Re: Software and platform for an Enterprise Firewall

[Bennett Todd <bet () rahul net>]

1997-12-22-15:01:15 Paul Schmiege:
> [...] I would like to know what other firewall administrators consider
> the right software and operating system.

In other words, ``what's the best firewall''. There's a standard answer
to that, works every time. ``It depends''.

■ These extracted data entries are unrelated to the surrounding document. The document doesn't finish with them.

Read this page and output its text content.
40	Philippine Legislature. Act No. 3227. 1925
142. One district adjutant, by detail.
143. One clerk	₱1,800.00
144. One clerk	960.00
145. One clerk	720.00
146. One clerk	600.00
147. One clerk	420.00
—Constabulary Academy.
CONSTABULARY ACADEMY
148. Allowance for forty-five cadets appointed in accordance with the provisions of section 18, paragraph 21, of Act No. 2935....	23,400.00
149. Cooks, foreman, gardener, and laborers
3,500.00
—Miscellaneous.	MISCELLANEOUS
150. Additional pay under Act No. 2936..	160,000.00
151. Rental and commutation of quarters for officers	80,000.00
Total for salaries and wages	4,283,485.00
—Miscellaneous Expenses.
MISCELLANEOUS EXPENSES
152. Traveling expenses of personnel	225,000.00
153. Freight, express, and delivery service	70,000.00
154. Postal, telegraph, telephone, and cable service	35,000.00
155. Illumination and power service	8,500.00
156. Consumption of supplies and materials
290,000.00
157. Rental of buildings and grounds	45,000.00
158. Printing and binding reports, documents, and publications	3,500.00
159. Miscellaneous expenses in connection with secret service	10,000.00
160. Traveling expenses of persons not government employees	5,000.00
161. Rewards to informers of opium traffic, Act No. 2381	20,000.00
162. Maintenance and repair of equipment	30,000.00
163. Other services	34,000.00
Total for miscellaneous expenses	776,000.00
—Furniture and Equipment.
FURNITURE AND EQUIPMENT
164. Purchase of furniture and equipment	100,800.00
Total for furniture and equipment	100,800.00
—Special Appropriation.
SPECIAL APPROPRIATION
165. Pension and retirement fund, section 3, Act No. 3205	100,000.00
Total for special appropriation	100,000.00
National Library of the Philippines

If you're _really_ doing things right, you won't find out what is ``the
right firewall'' until very late in the game. The sequence goes
something like this:

1) Define a preliminary trial at a security policy. Make it as strict
   as is practical for your organization. How strict is practical? It
   depends; that tradeoff ends up being set by your organization's
   needs. In each case, if there's debate, it needs to be settled by
   weighing the security risks against the utility of the service under
   dispute. It's really important to make this preliminary policy as
   tight as you can; it will only loosen over time.

2) Refine and adjust that security policy; resolve all disputes over
   what services will be allowed to which users. Get senior management
   to endorse the results; they must grant enforcement authority to
   the security admin else there's no point in going any further. Then
   advertise the policy; make sure all the users know about it and are
   prepared to live with it. If you get objections settle 'em now.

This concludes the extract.